01 February 2011 | Magazine Archives FAnews & FAnuus | Short Term | Christelle Fourie, MUA Insurance Acceptances & Pieter Erasmus, Momentum Short-term Insurance

The continued strength of the rand against many major currencies highlights the importance of regular valuations on insured goods, particularly those purchased overseas, to ensure they can be adequately replaced.

Currency fluctuations are a particularly important issue in the high net worth segment as these clients’ homes often contain an array of imported goods, which are costly to replace.

“Many of our clients have expensive tastes such as imported Italian tiles and carpets. In the kitchen especially, it is important to have a proper valuation conducted. An imported Miele kitchen, for example, can cost as much as R500 000 to install. A fluctuation in the exchange rate on half a million rand can end up making a huge difference when it comes to replacing that kitchen,” comments Christelle Fourie, Managing Director of MUA Insurance Acceptances.

When and how?

Fourie says that while it may not be practical for clients to re-value their entire contents every time the Rand dips or rises, it is a good idea if there has been a sustained period of rand strength or weakness to look at the replacement cost of expensive goods in the home that have been imported.

“Clients sometimes forget that it is more expensive to buy certain electronic equipment in South Africa than overseas simply due to the import costs. However, doing a straight rand/dollar conversion is not adequate to determine the replacement cost here in South Africa, so it is essential that one has a proper valuation done with their broker.”

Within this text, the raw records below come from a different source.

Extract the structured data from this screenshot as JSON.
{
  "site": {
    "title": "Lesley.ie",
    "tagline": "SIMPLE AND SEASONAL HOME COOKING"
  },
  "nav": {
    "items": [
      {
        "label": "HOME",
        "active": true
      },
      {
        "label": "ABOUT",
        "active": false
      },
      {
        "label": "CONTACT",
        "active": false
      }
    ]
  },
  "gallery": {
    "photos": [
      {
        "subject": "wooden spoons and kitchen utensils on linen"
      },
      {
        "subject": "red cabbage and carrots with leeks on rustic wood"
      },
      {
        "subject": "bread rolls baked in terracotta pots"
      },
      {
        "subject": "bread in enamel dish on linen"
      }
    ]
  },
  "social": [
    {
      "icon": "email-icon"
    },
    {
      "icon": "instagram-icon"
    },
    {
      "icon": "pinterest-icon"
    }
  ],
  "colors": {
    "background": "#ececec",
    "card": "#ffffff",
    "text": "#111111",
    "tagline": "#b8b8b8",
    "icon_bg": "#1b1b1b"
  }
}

Insuring the irreplaceable

Fourie adds that it is important to make sure jewellery is adequately insured for its replacement value, as there are differences in this segment that also need to be taken into account. “In the case of antique jewellery and other rare items it is not always possible to actually replace the item locally, particularly with period jewellery. As such, one should always make sure that they have an accurate and up-to-date valuation certificate that includes the date at which the valuation was undertaken, the rand to US$ rate and the gold price in US$ at the time of valuation.

Motor sums insured

For motor insurance, the value of the vehicle is most often defined in relation to an external source, like the Auto-Dealer’s Guide as published by Transunion. “These values would take the effect of the exchange rates into account implicitly, since these prices reflect the values achieved for these vehicles in the market,” explains Pieter Erasmus, Head of Marketing, Sales and Distribution –Momentum STI. “These values would also be impacted by many other factors such as the state of the economy and the level of interest rates, among others. These factors, in turn, would impact the supply and demand of new and used vehicles. In this case, however, the insured is not required to take any action to update the value of their vehicle, since the value would automatically be updated.”

Opportunity for brokers

“It is not the job of a broker to track the exchange rate of the rand and constantly change a client’s policy,” notes Fourie. “However, by making sure that everything is in order, all valuation certificates are up to date and highlighting the exchange fluctuations at an annual review of their client’s needs, smart and proactive brokers can really differentiate their service from the rest.”